Özgürlüğün önündeki en büyük engel öğrenilmiş güçsüzlüktür
By Aylin do Nascimento on May 11, 2015 in Liberalizm, Özgürlükler
… Özgürlükler ve sahte özgürlükler üzerine okumak için…
1930 model bir ulus-devletin, bir “devlet babanın” çocuklarıyız. Son derecede“Millî” bir eğitim gördük, öğrenim değil. Hayatta işimize yarayacak meslekî bilgileri ya da eleştirel bir bakışı öğrenmedik “millî” okullarda. “Varlığımızı Türk varlığına armağan etmek” için eğitildik, eğilip büküldük.
Liberallerin dilinden düşmeyen “Bireysel haklar ve özgürlükler” bizim gibi Kemalist çamaşırhanelerde yıkanmış beyinler için çok yeni. Ankara’dan uzaktan kumanda ile yönetilmeye o kadar alıştık ki günlük hayatımızın kanunla değil de piyasa ile belirlenmesi neredeyse bilim-kurgu. Türkiye’yi kâh bir fabrika kâh bir kışla zannediyoruz. Faprika müdürü ya da gomandan ne emir verirse uygulayacağız. Varlığımızı armağan ettik ya!
Türkiye’de yaşayan insanların ulus-devlet boyunduruğundan kurtulmasında önemli bir rol oynuyor liberaller. Daha da oynayacaklar. Biz de bu kitapta liberalizmin temel tezleriyle uyumlu, bu fikir akımına doğrudan ya da dolaylı destek veren makaleleri birleştirdik. Peki liberalizm her derde deva mı? Hiç eleştirilecek yanı yok mu? Türkiye’nin gerçekleriyle uyumlu mu? Kendi içindeki tutarsızlıkları hatta insan doğasıyla çatışması hakkında neler söylenebilir?
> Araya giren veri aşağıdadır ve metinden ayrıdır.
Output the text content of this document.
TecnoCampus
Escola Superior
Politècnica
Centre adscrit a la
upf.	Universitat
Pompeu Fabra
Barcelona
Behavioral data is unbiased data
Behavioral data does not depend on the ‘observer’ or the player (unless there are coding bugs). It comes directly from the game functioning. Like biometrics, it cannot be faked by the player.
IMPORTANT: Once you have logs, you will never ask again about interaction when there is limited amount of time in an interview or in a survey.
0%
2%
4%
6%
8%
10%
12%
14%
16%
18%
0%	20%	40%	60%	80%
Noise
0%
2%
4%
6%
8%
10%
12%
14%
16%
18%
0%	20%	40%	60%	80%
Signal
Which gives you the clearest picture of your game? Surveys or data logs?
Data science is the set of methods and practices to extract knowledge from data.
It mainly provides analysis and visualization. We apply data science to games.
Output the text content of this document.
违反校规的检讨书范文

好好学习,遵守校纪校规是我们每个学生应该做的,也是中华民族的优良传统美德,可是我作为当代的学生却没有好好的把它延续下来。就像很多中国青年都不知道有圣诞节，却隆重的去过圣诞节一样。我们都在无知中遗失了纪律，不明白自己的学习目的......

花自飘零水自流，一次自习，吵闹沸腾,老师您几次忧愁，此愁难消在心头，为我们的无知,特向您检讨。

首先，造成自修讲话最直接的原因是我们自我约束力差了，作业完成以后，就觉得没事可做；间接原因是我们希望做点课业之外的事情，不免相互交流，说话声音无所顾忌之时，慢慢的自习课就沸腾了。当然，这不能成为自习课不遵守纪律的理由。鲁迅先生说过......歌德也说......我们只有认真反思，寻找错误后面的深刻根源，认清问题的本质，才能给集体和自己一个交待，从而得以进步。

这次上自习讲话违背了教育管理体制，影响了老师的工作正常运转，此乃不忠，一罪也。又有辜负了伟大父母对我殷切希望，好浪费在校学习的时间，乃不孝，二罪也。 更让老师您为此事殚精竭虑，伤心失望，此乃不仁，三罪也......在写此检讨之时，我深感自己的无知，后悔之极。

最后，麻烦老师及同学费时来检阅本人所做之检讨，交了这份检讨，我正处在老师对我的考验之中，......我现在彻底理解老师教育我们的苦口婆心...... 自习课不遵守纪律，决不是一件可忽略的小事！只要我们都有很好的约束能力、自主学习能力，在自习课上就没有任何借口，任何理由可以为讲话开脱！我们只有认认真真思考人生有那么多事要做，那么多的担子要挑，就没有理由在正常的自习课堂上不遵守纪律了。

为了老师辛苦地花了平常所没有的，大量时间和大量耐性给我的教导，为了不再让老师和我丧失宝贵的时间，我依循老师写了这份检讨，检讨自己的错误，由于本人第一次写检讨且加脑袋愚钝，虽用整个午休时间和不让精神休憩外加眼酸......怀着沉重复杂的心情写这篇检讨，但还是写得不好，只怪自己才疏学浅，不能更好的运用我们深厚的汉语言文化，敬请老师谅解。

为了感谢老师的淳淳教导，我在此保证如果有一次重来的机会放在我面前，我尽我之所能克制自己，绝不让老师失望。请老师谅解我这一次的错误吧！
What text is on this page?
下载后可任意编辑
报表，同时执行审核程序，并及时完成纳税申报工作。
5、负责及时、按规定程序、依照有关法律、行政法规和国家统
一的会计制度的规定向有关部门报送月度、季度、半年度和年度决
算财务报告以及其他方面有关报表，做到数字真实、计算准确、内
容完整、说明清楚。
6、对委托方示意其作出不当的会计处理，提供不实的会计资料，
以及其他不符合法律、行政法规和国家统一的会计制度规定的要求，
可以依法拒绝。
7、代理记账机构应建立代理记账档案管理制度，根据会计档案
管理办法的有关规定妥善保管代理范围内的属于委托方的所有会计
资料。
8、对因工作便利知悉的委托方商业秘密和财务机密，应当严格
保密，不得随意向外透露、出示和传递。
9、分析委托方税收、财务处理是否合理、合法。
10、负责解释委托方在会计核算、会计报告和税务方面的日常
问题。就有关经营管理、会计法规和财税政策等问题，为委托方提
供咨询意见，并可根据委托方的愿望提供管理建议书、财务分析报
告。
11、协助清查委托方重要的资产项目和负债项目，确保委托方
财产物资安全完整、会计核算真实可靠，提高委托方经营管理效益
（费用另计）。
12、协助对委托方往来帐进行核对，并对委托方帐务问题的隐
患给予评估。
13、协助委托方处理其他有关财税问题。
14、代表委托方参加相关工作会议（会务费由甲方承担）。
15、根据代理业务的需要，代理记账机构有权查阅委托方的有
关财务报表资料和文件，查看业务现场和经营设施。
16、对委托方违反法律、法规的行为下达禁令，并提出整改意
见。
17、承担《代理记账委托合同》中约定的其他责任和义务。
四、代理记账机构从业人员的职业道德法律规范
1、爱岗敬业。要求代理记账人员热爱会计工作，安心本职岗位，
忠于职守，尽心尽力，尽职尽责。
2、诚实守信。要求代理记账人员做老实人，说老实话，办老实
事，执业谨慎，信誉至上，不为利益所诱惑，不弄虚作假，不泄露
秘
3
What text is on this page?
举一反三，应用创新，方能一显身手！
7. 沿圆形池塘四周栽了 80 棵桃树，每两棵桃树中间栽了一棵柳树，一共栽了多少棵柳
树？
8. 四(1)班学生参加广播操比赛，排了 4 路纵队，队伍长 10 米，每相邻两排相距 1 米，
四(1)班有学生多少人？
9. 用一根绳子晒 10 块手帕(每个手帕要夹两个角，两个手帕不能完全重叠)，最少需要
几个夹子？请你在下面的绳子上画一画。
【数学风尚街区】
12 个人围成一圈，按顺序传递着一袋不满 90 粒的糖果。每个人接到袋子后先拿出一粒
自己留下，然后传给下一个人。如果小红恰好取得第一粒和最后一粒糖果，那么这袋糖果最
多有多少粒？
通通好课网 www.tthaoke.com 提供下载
Liberalizm ne yazık ki insan nefsini, bencillik ve kibir gibi insan doğasının en korkunç yönlerini ilâhlaştırıp bir ideoloji haline getirebilir. Yepyeni ve modern bir totalitarizm üretebilir. Ama gelin işin bu yanını yakında yayına gireceğimiz bir başka kitaba,Liberalizmin Kara Kitabı‘na bırakalım. Başlangıç olarak 127 sayfa boyunca liberallerin haklı oldukları kısımları teslim etmeye çalışalım. Tabi bu arada islâmcı veya solcu arkadaşlar “istemezük” dışındaki argümanlarını ve alternatif önerilerini bizimle paylaşabilirler. Buradan indirin.
“Liberalizmin Ak Kitabı” adlı kitabımızın önsözünde söz verdiğimiz gibi sıra Kara Kitap’ta!
Neden? Kemalist ulus devletin tektipleştirici silindiri altında ezilenler için bir umut teşkil etti liberalizm. Kürt, Ermeni, Alevî, “aşırı” dindar, Eski Solcu, vs Atatürkçülerin gözünde “makbul olmayan” kimlikleri haiz insanlar “ideolojisiz bir ideoloji” bulduklarını düşündüler.
Yine de sormak gerekmez mi “Ben de liberalim” diyenlerin içinde kaçı bu düşünce geleneğini derinlemesine inceledi? Güçlü ve zayıf yanları, Türkiye’ye uyan ve uymayan vasıfları hakkında bilgi sahibi oldu? Liberalizm asırlardır bir çok aşamalardan geçmiş, tarihi olaylarla kendisini, temel ilkelerini imtihan etmiş bir düşünce geleneği. Değişmiş yanları var ama sabitleri de var. Bu sabitlerin içinde YIKICI KUSURLARI var. Bunları ortaya çıkarmak için “doğru” soruları sormak ve liberal perspektifte kalarak yanıt aramak gerekiyor.
Özgürlük nedir? Devletin, toplumun ve bireylerin özgürlükler üzerindeki hakları sınırlandırılabilir mi? Liberalizmin merkezine aldığı bireysel özgürlükler ve piyasa her derde deva mıdır? Özgürlüklerin birbiriyle sınırlanması ANLAMLI mıdır?
Büyük bir kısmı liberal olan düşünürlerin perspektifinden liberalizmin kusurlarını ele alıyoruz bu kara kitapta: Adam Smith, Mandeville, John Stuart Mill, Hayek, Friedman, Röpke, Immanuel Kant, Alexis de Tocqville, John Rawls, Popper, Berlin, Mises, Rothbard veTürkiye’de Mustafa Akyol, Atilla Yayla, Mustafa Erdoğan…
Liberallere, liberalimsilere ve anti-liberallere duyurulur.